In many centres the wide excision and split-skin grafting remains the standard therapy for primary cutaneous melanoma. One-hundred and thirty-seven primary cutaneous melanomas were seen in our department during a 3-year period; 25 patients were subsequently subjected to re-excision of scar following the initial excision biopsy. Lymphatic permeation, field change in the epidermal melanocytes and micrometastases were sought in the re-excision specimens in order to examine the pathological basis for this therapy.
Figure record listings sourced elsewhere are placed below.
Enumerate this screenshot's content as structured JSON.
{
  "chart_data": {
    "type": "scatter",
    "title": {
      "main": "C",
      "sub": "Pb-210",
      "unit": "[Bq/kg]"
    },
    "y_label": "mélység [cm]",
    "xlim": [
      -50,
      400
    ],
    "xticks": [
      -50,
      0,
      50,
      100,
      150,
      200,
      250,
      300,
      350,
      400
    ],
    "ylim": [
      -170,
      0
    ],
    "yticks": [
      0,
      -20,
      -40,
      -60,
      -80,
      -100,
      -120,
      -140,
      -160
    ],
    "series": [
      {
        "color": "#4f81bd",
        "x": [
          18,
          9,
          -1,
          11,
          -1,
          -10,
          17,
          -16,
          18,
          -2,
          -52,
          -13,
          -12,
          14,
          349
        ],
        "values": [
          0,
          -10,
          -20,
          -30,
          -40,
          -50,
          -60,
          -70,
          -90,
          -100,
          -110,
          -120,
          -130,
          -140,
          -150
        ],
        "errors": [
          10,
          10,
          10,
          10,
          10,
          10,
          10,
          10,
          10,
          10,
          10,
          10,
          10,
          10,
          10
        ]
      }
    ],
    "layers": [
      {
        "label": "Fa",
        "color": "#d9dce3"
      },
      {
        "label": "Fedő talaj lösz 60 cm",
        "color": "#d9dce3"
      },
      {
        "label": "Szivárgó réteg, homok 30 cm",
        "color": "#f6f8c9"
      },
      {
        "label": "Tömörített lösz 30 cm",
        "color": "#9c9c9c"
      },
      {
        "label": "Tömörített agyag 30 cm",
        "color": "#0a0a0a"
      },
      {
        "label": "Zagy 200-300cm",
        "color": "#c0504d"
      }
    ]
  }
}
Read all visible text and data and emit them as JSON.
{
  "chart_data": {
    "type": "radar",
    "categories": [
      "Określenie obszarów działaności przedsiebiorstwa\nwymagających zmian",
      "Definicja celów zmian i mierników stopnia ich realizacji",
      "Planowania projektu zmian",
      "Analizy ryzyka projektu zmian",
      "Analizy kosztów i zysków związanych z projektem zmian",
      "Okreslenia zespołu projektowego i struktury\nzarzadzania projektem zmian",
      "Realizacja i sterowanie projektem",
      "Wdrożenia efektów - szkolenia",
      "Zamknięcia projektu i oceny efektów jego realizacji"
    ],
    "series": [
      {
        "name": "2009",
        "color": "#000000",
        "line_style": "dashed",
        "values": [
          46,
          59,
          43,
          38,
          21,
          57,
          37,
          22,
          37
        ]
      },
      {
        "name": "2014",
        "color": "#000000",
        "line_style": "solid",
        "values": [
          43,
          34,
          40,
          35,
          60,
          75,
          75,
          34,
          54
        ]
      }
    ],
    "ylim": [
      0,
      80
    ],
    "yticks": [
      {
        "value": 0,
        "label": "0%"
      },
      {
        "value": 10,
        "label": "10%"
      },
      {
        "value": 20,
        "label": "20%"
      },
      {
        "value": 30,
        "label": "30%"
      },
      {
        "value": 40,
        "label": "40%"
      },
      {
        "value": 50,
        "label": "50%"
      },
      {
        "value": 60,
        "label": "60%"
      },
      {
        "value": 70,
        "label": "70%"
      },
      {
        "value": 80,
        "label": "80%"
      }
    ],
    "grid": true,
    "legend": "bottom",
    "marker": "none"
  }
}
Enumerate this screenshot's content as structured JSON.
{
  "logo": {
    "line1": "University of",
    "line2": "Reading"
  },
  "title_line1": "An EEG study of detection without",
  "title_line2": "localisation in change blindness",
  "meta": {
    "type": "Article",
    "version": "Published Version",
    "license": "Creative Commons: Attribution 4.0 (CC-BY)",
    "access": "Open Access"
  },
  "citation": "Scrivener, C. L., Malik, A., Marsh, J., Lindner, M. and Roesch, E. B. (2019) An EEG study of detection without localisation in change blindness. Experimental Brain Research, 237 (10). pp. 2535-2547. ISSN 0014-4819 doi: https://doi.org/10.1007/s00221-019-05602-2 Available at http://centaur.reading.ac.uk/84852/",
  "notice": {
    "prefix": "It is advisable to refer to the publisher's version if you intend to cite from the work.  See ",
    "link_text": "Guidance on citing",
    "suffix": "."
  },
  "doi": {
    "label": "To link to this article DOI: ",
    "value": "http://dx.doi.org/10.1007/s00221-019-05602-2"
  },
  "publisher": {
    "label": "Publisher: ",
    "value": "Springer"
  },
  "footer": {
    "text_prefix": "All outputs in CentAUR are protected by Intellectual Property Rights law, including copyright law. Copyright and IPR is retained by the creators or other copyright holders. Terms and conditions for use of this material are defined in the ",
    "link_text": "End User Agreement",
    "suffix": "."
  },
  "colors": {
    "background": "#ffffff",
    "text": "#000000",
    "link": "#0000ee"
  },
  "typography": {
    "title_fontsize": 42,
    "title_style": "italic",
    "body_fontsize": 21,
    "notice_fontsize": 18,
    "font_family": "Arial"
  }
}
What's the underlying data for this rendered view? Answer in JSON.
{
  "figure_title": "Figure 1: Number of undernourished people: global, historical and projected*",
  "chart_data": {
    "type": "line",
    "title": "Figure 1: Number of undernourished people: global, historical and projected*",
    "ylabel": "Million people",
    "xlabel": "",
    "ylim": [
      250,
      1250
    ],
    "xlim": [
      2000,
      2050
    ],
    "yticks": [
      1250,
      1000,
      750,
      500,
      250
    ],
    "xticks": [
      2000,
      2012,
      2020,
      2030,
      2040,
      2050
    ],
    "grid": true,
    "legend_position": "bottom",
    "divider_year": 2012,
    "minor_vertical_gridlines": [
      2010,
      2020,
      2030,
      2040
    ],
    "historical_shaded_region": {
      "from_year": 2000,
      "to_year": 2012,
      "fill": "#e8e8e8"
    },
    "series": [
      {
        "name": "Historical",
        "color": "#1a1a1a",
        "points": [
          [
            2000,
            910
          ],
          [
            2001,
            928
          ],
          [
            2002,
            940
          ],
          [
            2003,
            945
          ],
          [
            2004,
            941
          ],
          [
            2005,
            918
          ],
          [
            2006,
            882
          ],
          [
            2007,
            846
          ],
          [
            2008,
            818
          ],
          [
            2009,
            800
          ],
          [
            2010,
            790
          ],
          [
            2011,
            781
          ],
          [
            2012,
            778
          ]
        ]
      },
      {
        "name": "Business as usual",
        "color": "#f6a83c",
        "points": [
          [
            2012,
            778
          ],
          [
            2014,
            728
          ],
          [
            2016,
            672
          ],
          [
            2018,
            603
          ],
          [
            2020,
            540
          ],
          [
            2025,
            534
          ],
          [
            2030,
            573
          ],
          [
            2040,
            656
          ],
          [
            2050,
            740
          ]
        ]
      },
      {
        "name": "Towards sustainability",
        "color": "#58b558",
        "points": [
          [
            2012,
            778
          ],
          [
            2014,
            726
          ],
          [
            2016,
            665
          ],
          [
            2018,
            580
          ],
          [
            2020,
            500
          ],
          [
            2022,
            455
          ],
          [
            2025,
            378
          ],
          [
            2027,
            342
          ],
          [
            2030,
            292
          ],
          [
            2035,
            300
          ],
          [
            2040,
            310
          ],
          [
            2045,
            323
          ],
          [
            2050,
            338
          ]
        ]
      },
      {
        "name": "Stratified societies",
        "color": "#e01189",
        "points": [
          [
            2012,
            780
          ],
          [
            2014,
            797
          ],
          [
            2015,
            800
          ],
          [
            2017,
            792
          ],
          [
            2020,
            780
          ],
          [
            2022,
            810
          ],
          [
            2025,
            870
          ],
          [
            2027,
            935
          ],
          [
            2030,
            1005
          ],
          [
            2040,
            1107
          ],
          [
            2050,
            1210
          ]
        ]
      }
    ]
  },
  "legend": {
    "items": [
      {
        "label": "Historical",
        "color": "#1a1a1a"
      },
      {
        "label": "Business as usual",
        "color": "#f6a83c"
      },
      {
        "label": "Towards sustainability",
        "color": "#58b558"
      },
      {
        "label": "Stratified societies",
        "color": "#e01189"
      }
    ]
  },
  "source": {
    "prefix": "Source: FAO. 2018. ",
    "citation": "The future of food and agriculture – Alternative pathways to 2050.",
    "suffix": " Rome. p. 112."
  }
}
Two of the 25 primary melanomas included in this study were known to have been incompletely excised at the time of initial biopsy and both re-excision specimens included a few nests of atypical melanocytes adjacent to one edge of the biopsy wound. Examination of the re-excision specimens failed to demonstrate evidence of direct lymphatic permeation by melanoma, or of a field change in the epidermal melanocytes adjacent to the melanomas, although five specimens from sun-exposed sites showed slight melanocyte atypia. One re-excision specimen did include a single small group of melanocytes, less than 120 microns in size, in the dermis within 2 mm of the initial excision biopsy site of a melanoma 8.4 mm in thickness. These results support the view that more extensive local therapy than complete excision of primary cutaneous melanoma with a narrow margin of adjacent normal skin, is unlikely to benefit the patient.